Jamaica Fights Lionfish Invasion With "Let's Eat It To Deplete It" Campaign
Jamaica’s waters have been invaded by the lionfish and the island nation seems to be on track to overtake The Bahamas as the Caribbean country most affected by this predator. The dramatic increase in its numbers first started along the South coast of the United States, spreading to the Caribbean with The Bahamas being the most affected.
Marine biologist Dr Dayne Buddo, who is spearheading the National Lionfish Project says that the lionfish population is now averaging about 100 individuals per hectare of reef. This situation has pushed the University of the West Indies (UWI) Discovery Bay Marine Laboratory to fast-track its efforts to control this invasive species.
The fish has stripes down its side and fins that surround its head. It also has numerous spines that carry a poison that causes terrible pain to anyone who comes into contact with it.
Although the fish is native to Africa and Australia, it later found its way into the American waters and into the Atlantic Ocean. There are different theories on how this happened. It is believed that the fish were either carried over in the ballast water of freighters; dumped into the Atlantic by people who bought them and were unaware how poisonous they are; or six lionfish were washed into the Atlantic from an aquarium that was destroyed when Hurricane Andrew hit South Florida in 1992.
With it's venomous spikes, it has no natural enemies in this new environment, lays 30,000 eggs every few months, and eats all the other fish, thereby destroying the beautiful coral reefs. The lionfish is not only poisonous but it also has the ability to reproduce every four days, all year round.
The increase of the species is posing a serious threat to the biodiversity of the Jamaican waters. Research by the UWI Discovery Bay Marine Lab shows that over 15 different species have been found in the stomach of the lionfish, including numerous species of commercial value.

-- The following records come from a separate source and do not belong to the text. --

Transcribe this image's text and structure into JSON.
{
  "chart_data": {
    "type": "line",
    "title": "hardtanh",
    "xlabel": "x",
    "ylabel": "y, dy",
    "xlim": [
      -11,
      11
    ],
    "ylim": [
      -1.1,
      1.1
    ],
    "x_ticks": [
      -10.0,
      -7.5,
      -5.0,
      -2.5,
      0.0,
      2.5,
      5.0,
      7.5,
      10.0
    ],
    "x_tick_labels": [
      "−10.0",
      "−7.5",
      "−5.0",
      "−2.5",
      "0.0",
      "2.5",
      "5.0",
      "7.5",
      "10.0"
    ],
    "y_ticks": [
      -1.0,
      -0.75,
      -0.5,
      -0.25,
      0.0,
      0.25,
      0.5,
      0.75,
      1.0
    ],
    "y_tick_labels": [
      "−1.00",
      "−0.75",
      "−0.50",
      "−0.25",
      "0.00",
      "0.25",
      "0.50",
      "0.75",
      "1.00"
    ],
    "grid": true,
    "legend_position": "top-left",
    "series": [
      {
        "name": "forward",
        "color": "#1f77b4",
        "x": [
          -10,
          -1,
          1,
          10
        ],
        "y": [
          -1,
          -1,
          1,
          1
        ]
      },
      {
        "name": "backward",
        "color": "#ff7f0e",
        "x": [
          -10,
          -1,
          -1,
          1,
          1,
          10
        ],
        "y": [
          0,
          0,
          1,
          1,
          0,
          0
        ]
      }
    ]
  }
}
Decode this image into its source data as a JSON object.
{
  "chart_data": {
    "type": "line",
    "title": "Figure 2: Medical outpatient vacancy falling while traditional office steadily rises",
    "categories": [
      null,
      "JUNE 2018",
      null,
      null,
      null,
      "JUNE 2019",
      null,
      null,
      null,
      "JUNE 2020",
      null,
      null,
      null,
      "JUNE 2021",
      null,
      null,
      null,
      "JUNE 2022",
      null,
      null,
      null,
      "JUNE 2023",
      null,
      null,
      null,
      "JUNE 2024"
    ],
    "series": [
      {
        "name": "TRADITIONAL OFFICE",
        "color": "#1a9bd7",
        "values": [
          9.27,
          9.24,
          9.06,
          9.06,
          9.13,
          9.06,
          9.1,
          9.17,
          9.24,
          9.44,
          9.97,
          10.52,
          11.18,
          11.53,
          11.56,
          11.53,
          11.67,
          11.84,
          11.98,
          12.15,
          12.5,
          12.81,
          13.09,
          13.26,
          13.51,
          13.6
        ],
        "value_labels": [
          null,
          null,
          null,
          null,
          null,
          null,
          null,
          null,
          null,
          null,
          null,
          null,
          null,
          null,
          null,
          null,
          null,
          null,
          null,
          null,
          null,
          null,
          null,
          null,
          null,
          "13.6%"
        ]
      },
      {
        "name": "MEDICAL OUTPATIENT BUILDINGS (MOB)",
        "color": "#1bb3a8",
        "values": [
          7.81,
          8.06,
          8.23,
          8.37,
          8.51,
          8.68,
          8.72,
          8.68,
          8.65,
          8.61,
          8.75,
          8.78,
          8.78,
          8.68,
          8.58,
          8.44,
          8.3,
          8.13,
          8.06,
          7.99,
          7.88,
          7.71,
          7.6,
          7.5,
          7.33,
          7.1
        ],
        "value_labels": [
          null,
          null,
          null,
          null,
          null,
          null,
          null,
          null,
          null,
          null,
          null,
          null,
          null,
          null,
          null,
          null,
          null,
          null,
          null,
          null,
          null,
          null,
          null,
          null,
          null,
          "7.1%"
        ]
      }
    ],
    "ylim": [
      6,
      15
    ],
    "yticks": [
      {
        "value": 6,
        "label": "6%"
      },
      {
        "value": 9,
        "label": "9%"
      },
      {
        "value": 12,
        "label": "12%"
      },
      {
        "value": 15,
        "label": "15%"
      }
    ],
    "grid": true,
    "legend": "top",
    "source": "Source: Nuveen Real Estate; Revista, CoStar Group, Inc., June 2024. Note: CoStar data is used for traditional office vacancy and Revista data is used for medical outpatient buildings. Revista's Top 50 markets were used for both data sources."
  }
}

Lionfish are commonly found on coral reefs, mangrove lagoons, seagrass beds, on beaches, in rocky areas of the coastline and on artificial structures in the water such as piers, breakwaters, groynes, and artificial reefs. It has also been spotted at depths of 335 metres (1,100 ft) below the surface, with sizes of 51 centimetres (20 inches) recorded.
Natural predators such as groupers, moray eels, and sharks have proved ineffective in checking the lionfish spread and this has led to a national campaign under the theme 'Let's Eat It To Deplete It' to get Jamaicans to consume the lionfish with a vengeance.
The success of this venture has yet to be determined, but as the Jamaican authorities have put it: "It is far more important to promote rather than to do nothing.”
Recreational divers can help to alleviate the lionfish invasion by this new type of sport fishing. Already, lionfish "derbies" are being conducted where divers armed with small spears can shoot and bag lionfish. Unlike most other fish species, the lionfish does not scare and will not swim away from a diver or a spear.
Lionfish are venomous and should be handled with extreme care, so be careful not to jab yourself with their fins or spikes while preparing it. The use of heavy gloves whilst cleaning and filleting the fish are highly recommended.
Heating kills the venom and then it is not only safe but very good to eat. It is an environmentally friendly fish to catch due to its high population and negative impacts on the local reefs.
Visitors staying at Jamaica villas can play their part and ask their cooks to serve them lionfish.